IU student files federal Title IX complaint
A federal Title IX complaint with the U.S. Department of Education has been filed against IU this week, according to a press release from the national survivor advocacy group End Rape on Campus.
The complaint, filed by IU freshman Hailey Rial, comes following the resignation of IU’s former director of the Office of Student Ethics Jason Casares.
Rial said in an interview Monday she felt IU’s Office of Student Ethics failed her.
“They put in the most minimal amount of effort that they possibly could,” Rial said. “This is supposed to be a process that is both quick and efficient and fair, and I don’t think it was quick, efficient or fair."
Casares sat on Rial’s hearing board panel in January, just before sexual assault allegations raised by fellow Association for Student Conduct Administration conference attendee Jill Creighton prompted an investigation of 18 sexual assault hearing panels attended by Casares for the 2015 school year.
Rial said despite having Casares involved in her sexual assault hearing, she was denied an appeal of her case because she was told by the University her request came three days after the appeal deadline.
“I would think that the Title IX coordinator being accused of doing the same thing that someone else did to me was a bias,” Rial wrote in her Title IX complaint. “But Indiana University apparently did not agree.”
Rial’s complaint is one of four complaints that have been filed this week.
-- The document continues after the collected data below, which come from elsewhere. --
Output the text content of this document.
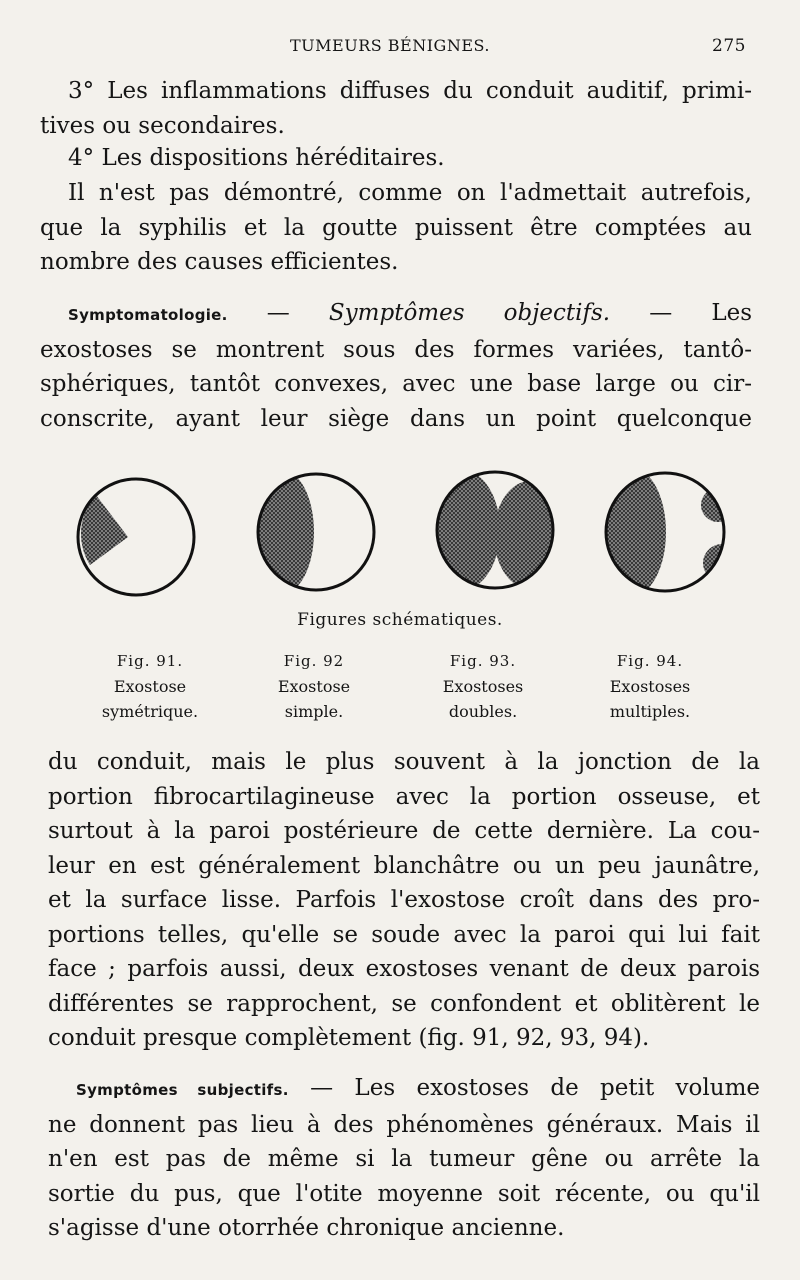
TUMEURS BÉNIGNES.	275
3° Les inflammations diffuses du conduit auditif, primi-
tives ou secondaires.
4° Les dispositions héréditaires.
Il n'est pas démontré, comme on l'admettait autrefois,
que la syphilis et la goutte puissent être comptées au
nombre des causes efficientes.
Symptomatologie. — Symptômes objectifs. — Les
exostoses se montrent sous des formes variées, tantô-
sphériques, tantôt convexes, avec une base large ou cir-
conscrite, ayant leur siège dans un point quelconque
Figures schématiques.
Fig. 91.
Exostose
symétrique.
Fig. 92
Exostose
simple.
Fig. 93.
Exostoses
doubles.
Fig. 94.
Exostoses
multiples.
du conduit, mais le plus souvent à la jonction de la
portion fibrocartilagineuse avec la portion osseuse, et
surtout à la paroi postérieure de cette dernière. La cou-
leur en est généralement blanchâtre ou un peu jaunâtre,
et la surface lisse. Parfois l'exostose croît dans des pro-
portions telles, qu'elle se soude avec la paroi qui lui fait
face ; parfois aussi, deux exostoses venant de deux parois
différentes se rapprochent, se confondent et oblitèrent le
conduit presque complètement (fig. 91, 92, 93, 94).
Symptômes subjectifs. — Les exostoses de petit volume
ne donnent pas lieu à des phénomènes généraux. Mais il
n'en est pas de même si la tumeur gêne ou arrête la
sortie du pus, que l'otite moyenne soit récente, ou qu'il
s'agisse d'une otorrhée chronique ancienne.
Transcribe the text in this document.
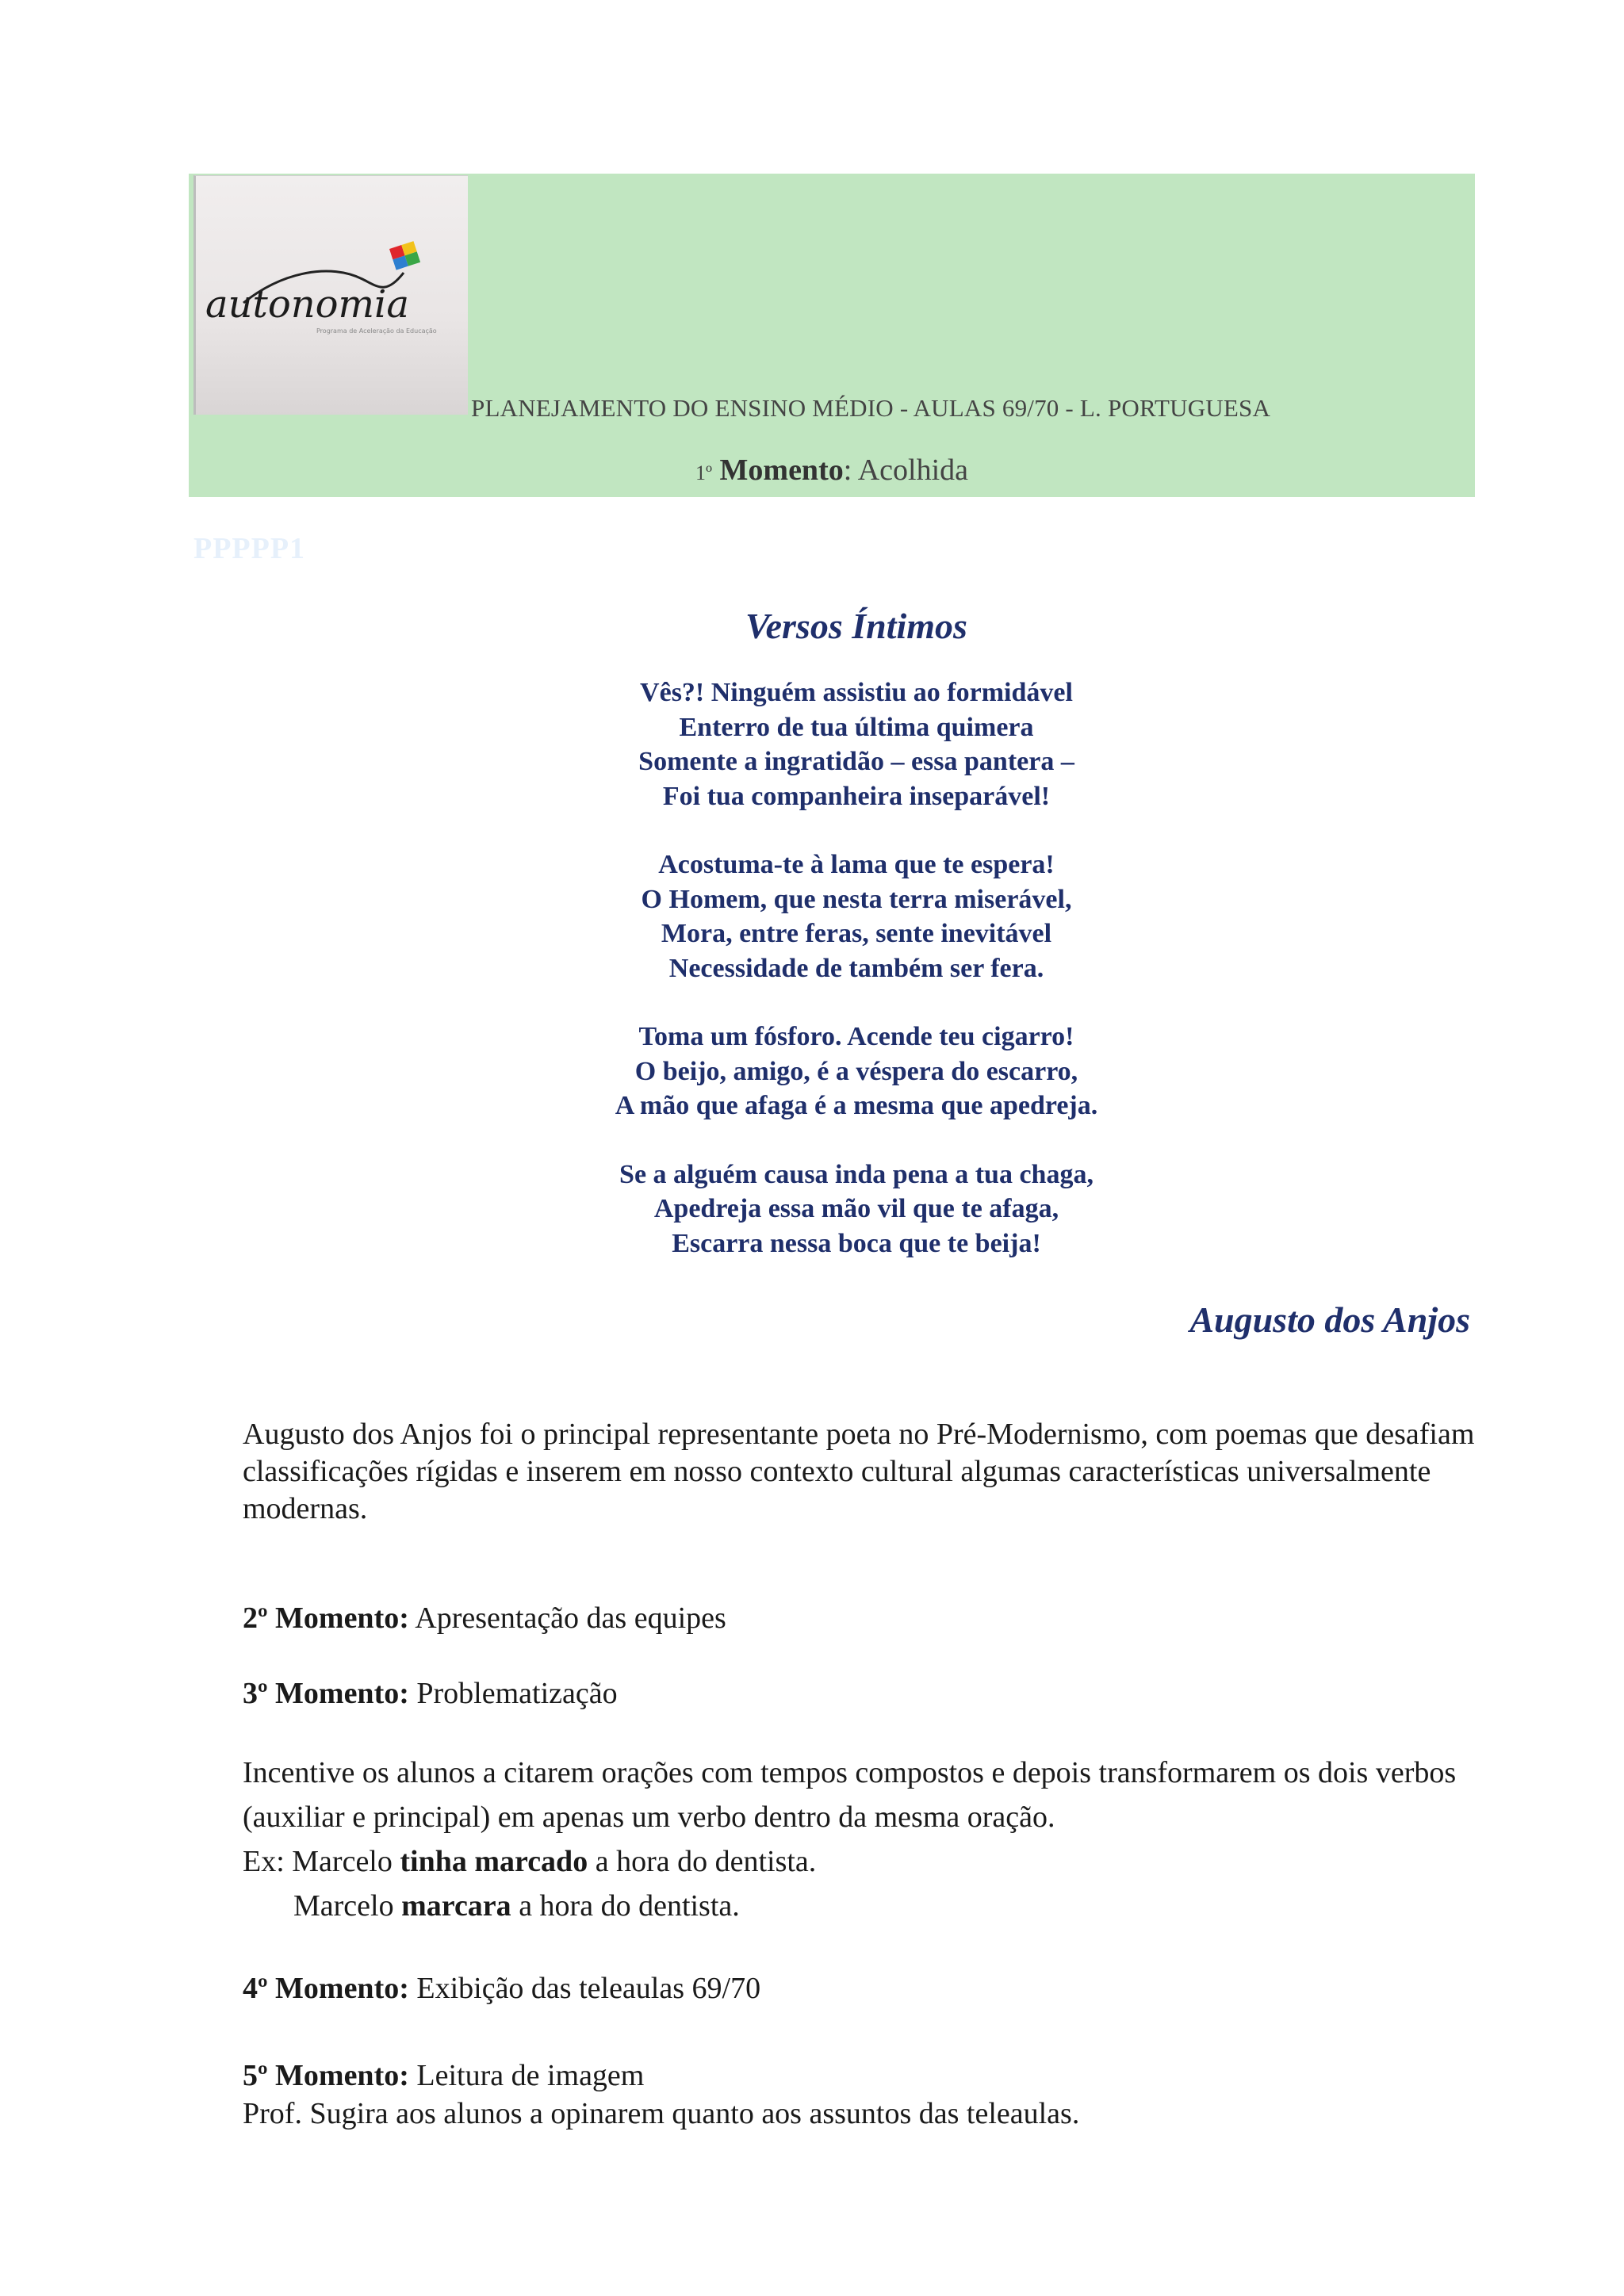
autonomia
Programa de Aceleração da Educação
PLANEJAMENTO DO ENSINO MÉDIO - AULAS 69/70 - L. PORTUGUESA
1º Momento: Acolhida
PPPPP1
Versos Íntimos
Vês?! Ninguém assistiu ao formidável
Enterro de tua última quimera
Somente a ingratidão – essa pantera –
Foi tua companheira inseparável!
Acostuma-te à lama que te espera!
O Homem, que nesta terra miserável,
Mora, entre feras, sente inevitável
Necessidade de também ser fera.
Toma um fósforo. Acende teu cigarro!
O beijo, amigo, é a véspera do escarro,
A mão que afaga é a mesma que apedreja.
Se a alguém causa inda pena a tua chaga,
Apedreja essa mão vil que te afaga,
Escarra nessa boca que te beija!
Augusto dos Anjos
Augusto dos Anjos foi o principal representante poeta no Pré-Modernismo, com poemas que desafiam classificações rígidas e inserem em nosso contexto cultural algumas características universalmente modernas.
2º Momento: Apresentação das equipes
3º Momento: Problematização
Incentive os alunos a citarem orações com tempos compostos e depois transformarem os dois verbos (auxiliar e principal) em apenas um verbo dentro da mesma oração.
Ex: Marcelo tinha marcado a hora do dentista.
Marcelo marcara a hora do dentista.
4º Momento: Exibição das teleaulas 69/70
5º Momento: Leitura de imagem
Prof. Sugira aos alunos a opinarem quanto aos assuntos das teleaulas.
The others were at American University, the University of Alabama at Birmingham and Monmouth University.
Both the complaints for IU and the University of Alabama at Birmingham claim forensic sexual assault examinations, or “rape kits,” were not used in either university’s investigation.
In all four cases, no-contact orders went unenforced and university investigations lasted “significantly longer” than the U.S. Department of Education’s 60 day recommendation, according to the release.
“Ultimately, all of the survivors’ perpetrators were either found not responsible or were given minimal sanctions, creating a hostile environmental for the survivors and severely compromising their educational experiences,” the release stated.
IU is in its third year of a compliance review conducted by the U.S. Department of Education’s Office for Civil Rights.
Emily Springston, IU’s chief student welfare and Title IX officer, said in an interview this review is more like an audit, and it is not unusual for such an investigation to last as long as five or six years.
She said she believes IU was chosen for the compliance review based on the University’s size and the OCR’s lack of an investigation in the Midwest region, headed out of Chicago.
“There’s a lot of institutions who are in the same boat,” Springston said. “We don’t take it personally. We take it extremely seriously, but we kind of just got the luck of the draw.”
Springston said her office immediately alerted the OCR when allegations involving Casares began to circulate.
“They’ve never raised something of concern that would suggest that this was coming or that they had grave concerns about his role,” Springston said.
IU spokesperson Mark Land said in a statement that the University is aware of the complaint filed.
"While the University cannot comment on the specifics of an individual case due to the privacy rights afforded to all parties in an investigation, it does dispute a number of the assertions made in the media as they relate to this investigation," Land said in the statement.
Land confirmed Rial's case is among the 18 cases being reviewed.
"Indiana University has a comprehensive Sexual Misconduct Policy and a robust set of practices, including the prompt provision of interim measures to complainants, that are consistent with guidelines set forth by the Office of Civil Rights," Land said in the statement. "The University believes those practices were followed in this case."